Seperti harapanmu yang tak pernah bisa ada...”
Kau masih belum merasa ketidaknyamanan?
senomerah;2006
terimakasih
....
Aku pernah terhina
Kalah
Di depak
Jatuh berdarah-darah terluka
Menangis
Tersedu dalam sesak
Membenci, membuat berpikir menjauh dari segala hal itu
Aku lari dari semua
Menghindar dengan sadar dan berusaha menjadi baru
Menjadi aku sesuai rekaan
Bersembunyi dari kalian yang mengetahui bagaimana aku terhina, kalah, merasa kecil dan terlupakan.
Di titik ini aku kembali
Mengucapkan terima kasih untuk semua.
Aku kuat karena tinjumu
Hatiku teguh karena hujatmu
Langkah ku pasti setelah kau jatuhkan
Pantang mundur setelah kau depak
Belajar sembuhkan diri dengan cepat akibat luka dari mu
Aku menjadi pemenang setelah kau kalahkan
Terima kasih
Untuk cinta yang tak menuntut balas
Untuk hati yang selalu menjadi rumah
tertinggal
Menjadi tua, seperti dalam lomba lari
Walau kau sudah terengah-engah tertinggal dan sadar di ujung sana si pemenang telah lewati garis finish dengan sorakan elu-eluan, kau tetap harus berlari ke garis itu.
Kalah bukan hanya sekedar kalah.
Tapi menerima itu sebagai sunk cost. Menyadari sebuah opportunity cost yang besar
Aku memang sedang berlari.
Aku tertinggal.
Rasanya seperti berat. Tapi bukan beban
Berat ini seperti gabungan semua rasa yang dirasakan lidah meskipun teman ku riri bilang, lidah hanya bisa merasakan manis, pahit, asin dan asam. Sisanya adalah sensasi.

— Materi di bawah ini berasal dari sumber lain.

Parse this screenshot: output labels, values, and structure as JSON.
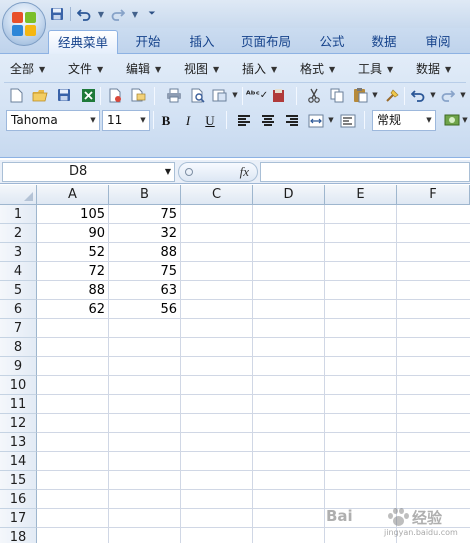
{
  "quick_access": {
    "icons": [
      "save-icon",
      "undo-icon",
      "redo-icon",
      "customize-icon"
    ]
  },
  "tabs": [
    {
      "label": "经典菜单",
      "active": true
    },
    {
      "label": "开始",
      "active": false
    },
    {
      "label": "插入",
      "active": false
    },
    {
      "label": "页面布局",
      "active": false
    },
    {
      "label": "公式",
      "active": false
    },
    {
      "label": "数据",
      "active": false
    },
    {
      "label": "审阅",
      "active": false
    }
  ],
  "menus": [
    "全部",
    "文件",
    "编辑",
    "视图",
    "插入",
    "格式",
    "工具",
    "数据"
  ],
  "toolbar": {
    "icons": [
      "new-icon",
      "open-icon",
      "save-icon",
      "excel-icon",
      "permission-icon",
      "print-icon",
      "print-preview-icon",
      "spellcheck-icon",
      "research-icon",
      "cut-icon",
      "copy-icon",
      "paste-icon",
      "format-painter-icon",
      "undo-icon",
      "redo-icon",
      "chart-icon"
    ]
  },
  "format": {
    "font_name": "Tahoma",
    "font_size": "11",
    "bold_label": "B",
    "italic_label": "I",
    "underline_label": "U",
    "number_format": "常规"
  },
  "formula_bar": {
    "name_box": "D8",
    "fx_label": "fx",
    "formula": ""
  },
  "sheet": {
    "columns": [
      "A",
      "B",
      "C",
      "D",
      "E",
      "F"
    ],
    "rows": [
      "1",
      "2",
      "3",
      "4",
      "5",
      "6",
      "7",
      "8",
      "9",
      "10",
      "11",
      "12",
      "13",
      "14",
      "15",
      "16",
      "17",
      "18"
    ],
    "cells": [
      {
        "row": 1,
        "col": "A",
        "value": "105"
      },
      {
        "row": 1,
        "col": "B",
        "value": "75"
      },
      {
        "row": 2,
        "col": "A",
        "value": "90"
      },
      {
        "row": 2,
        "col": "B",
        "value": "32"
      },
      {
        "row": 3,
        "col": "A",
        "value": "52"
      },
      {
        "row": 3,
        "col": "B",
        "value": "88"
      },
      {
        "row": 4,
        "col": "A",
        "value": "72"
      },
      {
        "row": 4,
        "col": "B",
        "value": "75"
      },
      {
        "row": 5,
        "col": "A",
        "value": "88"
      },
      {
        "row": 5,
        "col": "B",
        "value": "63"
      },
      {
        "row": 6,
        "col": "A",
        "value": "62"
      },
      {
        "row": 6,
        "col": "B",
        "value": "56"
      }
    ],
    "selected_cell": "D8"
  },
  "watermark": {
    "left_text": "Bai",
    "right_text": "经验",
    "url": "jingyan.baidu.com"
  }
}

Sepakat dengan sensasi; itu adalah tambahan seperti elegi sesak yang terakumulasi lewat ejekan yang ku dengar, aroma suram yang ku cium, getir yang terkecap, silau yang menantang. Kadang juga seperti dingin pada tulang; gemetar menggigil.
Menjadi tua, juga seperti terhalang dinding ketika ingin menyentuhnya. ketika tak bisa menyentuhnya, Seperti kata kuntz; akhirnya aku mengingat sebagai sesuatu bukan seseorang.
Keterbatasan. Itulah dia.
Menjadi tua, seperti merasa sakit, harus menelan obat yang pahit. Lekat terasa di lidahmu.

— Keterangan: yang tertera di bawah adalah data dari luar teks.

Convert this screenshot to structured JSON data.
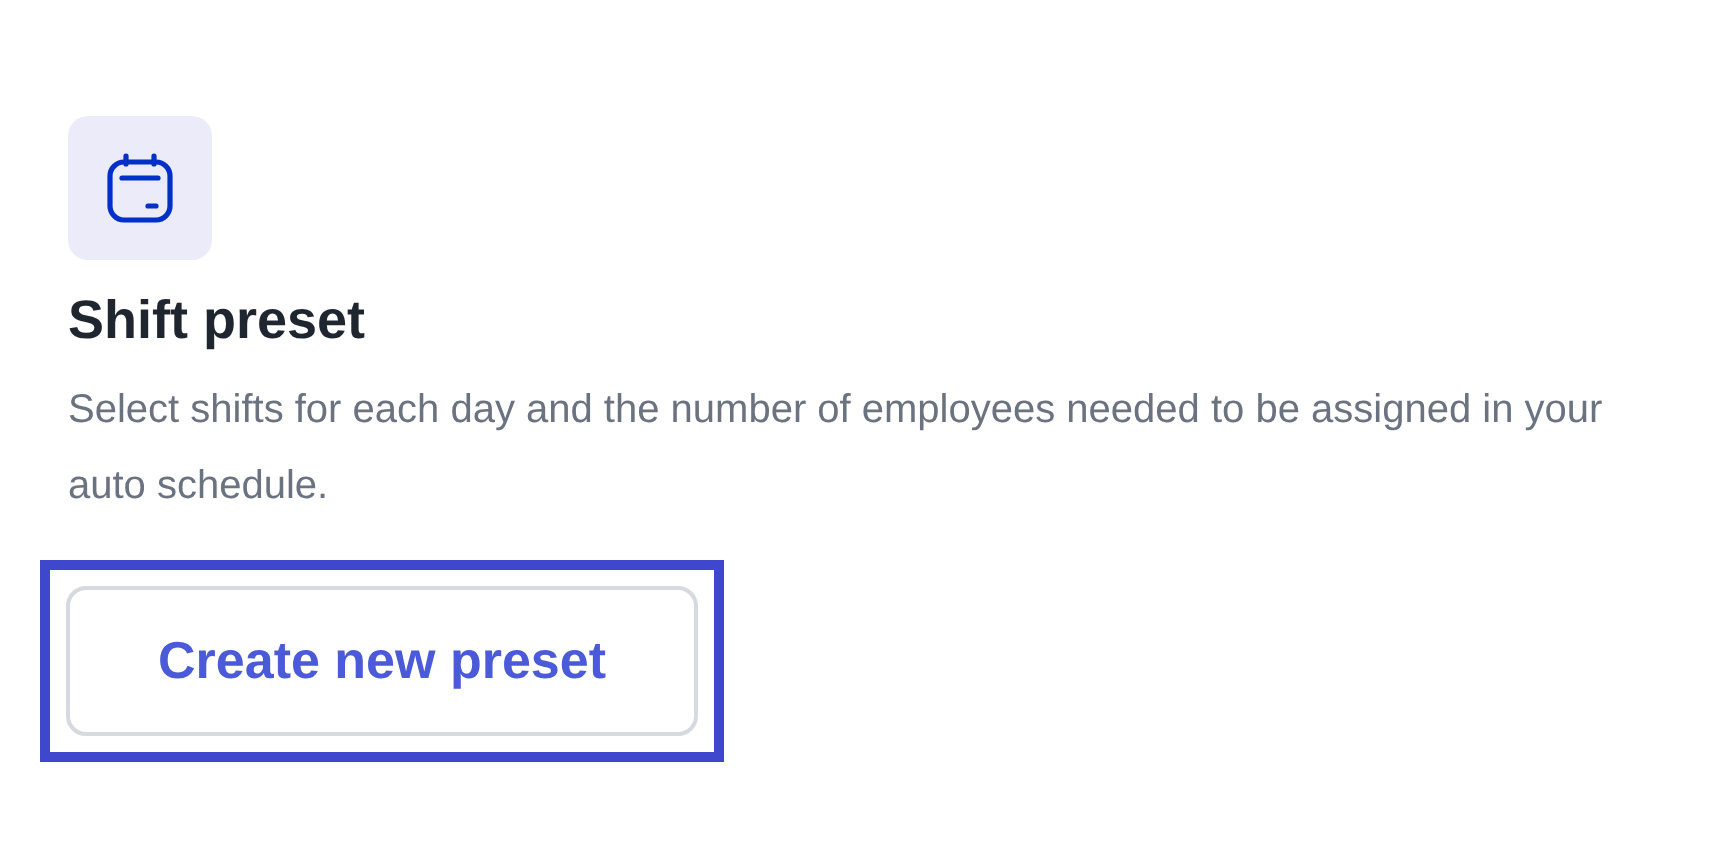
{
  "card": {
    "title": "Shift preset",
    "description": "Select shifts for each day and the number of employees needed to be assigned in your auto schedule.",
    "button": {
      "label": "Create new preset",
      "highlighted": true
    }
  }
}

Dan besok, harus lagi menelannya. Pahit itu lagi.
Vicka ku, orang yang bisa menikmati kenyamanan lewat hal kecil yang dia suka. Berguman, musik di telinga nya dan teh hangat di mejanya. Itu cukup membuatnya larut dlm nyaman.
Dia tak trasa tua dan tertinggal.
Aku didekatnya. Berharap tertular rasa itu, eksternalitas untuk ku
Di detik terakhir aku sadar, dia tidak merasa nyaman hanya dengan itu. Dia menikmati segugusan rasa mapan yang selimuti nya dengan mesra. Dan aku tidak!
Aku berselimuti gundah dan perasaan tertinggal.
...tertinggal, menjadi tua dalam ketidaknyamanan.